I am currently reading Victoria Gladenning’s biography of Edith Sitwell.  It is quite fascinating.  I feel compelled to share some portraits with readers of this blog.  All of these images are available on google.

Edith Sitwell 1923-35 by Wyndham Lewis 1882-1957  portrait by Wyndham Lewis

 

christopher-richard-wynne-nevinson-portrait-of-edith-sitwell  by Christopher Nevinson

roger-fry-portrait-of-edith-sitwell  by Roger Fry

Dame Edith Sitwell 1916 by Alvaro Guevara 1894-1951  by Alvaro Guevara

 

Practice Piece For a Series About My Immigrant Ancestors

Filed under: Ancestors,Ancestry,Genealogy,Immigrant Series,Immigrants — Janet @ 8:34 pm

 

I’m going to call these pieces Settlers Stories.  Here’s Settlers Stories #1

 

 

Settlers Stories

 

James Hosmer, my 8th Great Grandfather

 

1637-1676

James was born in Cambridge Mass to his father James Hosmer Sr and 2nd wife Mary.  James Sr was actually the immigrant having arrived in Boston/Cambridge 2 years before in 1635, my 9th Great Grandfather.  James Sr has a colorful story but it was his son we write about below.

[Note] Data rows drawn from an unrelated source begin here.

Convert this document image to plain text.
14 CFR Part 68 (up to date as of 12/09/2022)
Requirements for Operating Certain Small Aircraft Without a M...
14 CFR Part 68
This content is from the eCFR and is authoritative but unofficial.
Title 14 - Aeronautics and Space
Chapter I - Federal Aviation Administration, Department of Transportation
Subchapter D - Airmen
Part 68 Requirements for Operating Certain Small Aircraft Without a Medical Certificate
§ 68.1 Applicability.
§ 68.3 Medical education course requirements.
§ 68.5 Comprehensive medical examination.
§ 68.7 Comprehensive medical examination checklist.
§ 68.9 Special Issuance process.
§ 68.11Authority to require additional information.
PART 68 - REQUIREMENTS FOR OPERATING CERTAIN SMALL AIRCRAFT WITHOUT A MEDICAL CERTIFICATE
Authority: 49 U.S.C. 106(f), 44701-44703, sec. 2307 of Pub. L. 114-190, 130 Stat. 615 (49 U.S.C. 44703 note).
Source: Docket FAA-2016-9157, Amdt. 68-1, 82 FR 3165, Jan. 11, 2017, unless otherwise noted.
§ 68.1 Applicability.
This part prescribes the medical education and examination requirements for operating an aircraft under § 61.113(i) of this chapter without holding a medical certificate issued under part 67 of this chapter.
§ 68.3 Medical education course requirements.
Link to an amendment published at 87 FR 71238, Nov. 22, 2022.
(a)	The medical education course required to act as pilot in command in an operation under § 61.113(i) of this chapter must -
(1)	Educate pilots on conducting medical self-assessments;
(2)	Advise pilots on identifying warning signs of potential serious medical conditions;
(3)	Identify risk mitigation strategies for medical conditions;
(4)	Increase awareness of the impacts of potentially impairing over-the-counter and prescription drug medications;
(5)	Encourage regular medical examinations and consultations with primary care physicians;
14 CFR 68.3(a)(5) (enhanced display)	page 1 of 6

Concord Men Slain By Indians – Wayland, Middlesex County, Massachusetts, USA – Find A Grave Memorial# 52302008 [From Footnote: 2 Captain Hugh Mason’s company from Watertown went to the succor of Wadsworth’s command, and their account of finding the bodies of five Concord men on the east side of the river is as follows: — ” On the next day in the morning, so soon as it was light, we went to look for Concord men who were slain in the river meadow, and there we went in the cold water up to our knees, where we found 5, and brought them in canoes to the bridge-foot and buried them there.”]

James was the eldest child of James and Ellen (?) Hosmer. James was to inherit the Hosmer farm in Concord, and when he married Sara White another house was built for him and his new bride on the Hosmer farm lot. This was very near the Fitchburg Railroad bridge over the north branch of the Assabet River. This home remained in the family until 1870. James led a peaceful existence at the farm until Spring of 1676 when Indians began attacking families in his area in an attempt to wipe out the entire white settlement in this area of Concord and Sudbury. James answered the call to arms. “Arriving near the garrison house of Walter Haynes, they were decoyed into an ambush and several were killed. James stayed in the fight as long as possible, but when it was evident that the fight was lost he fled. It was while he was swimming across the river that he was shot and killed. At a stone post placed at the scene of the fight his name heads the list of those who lost their lives in this battle of King Philip’s War.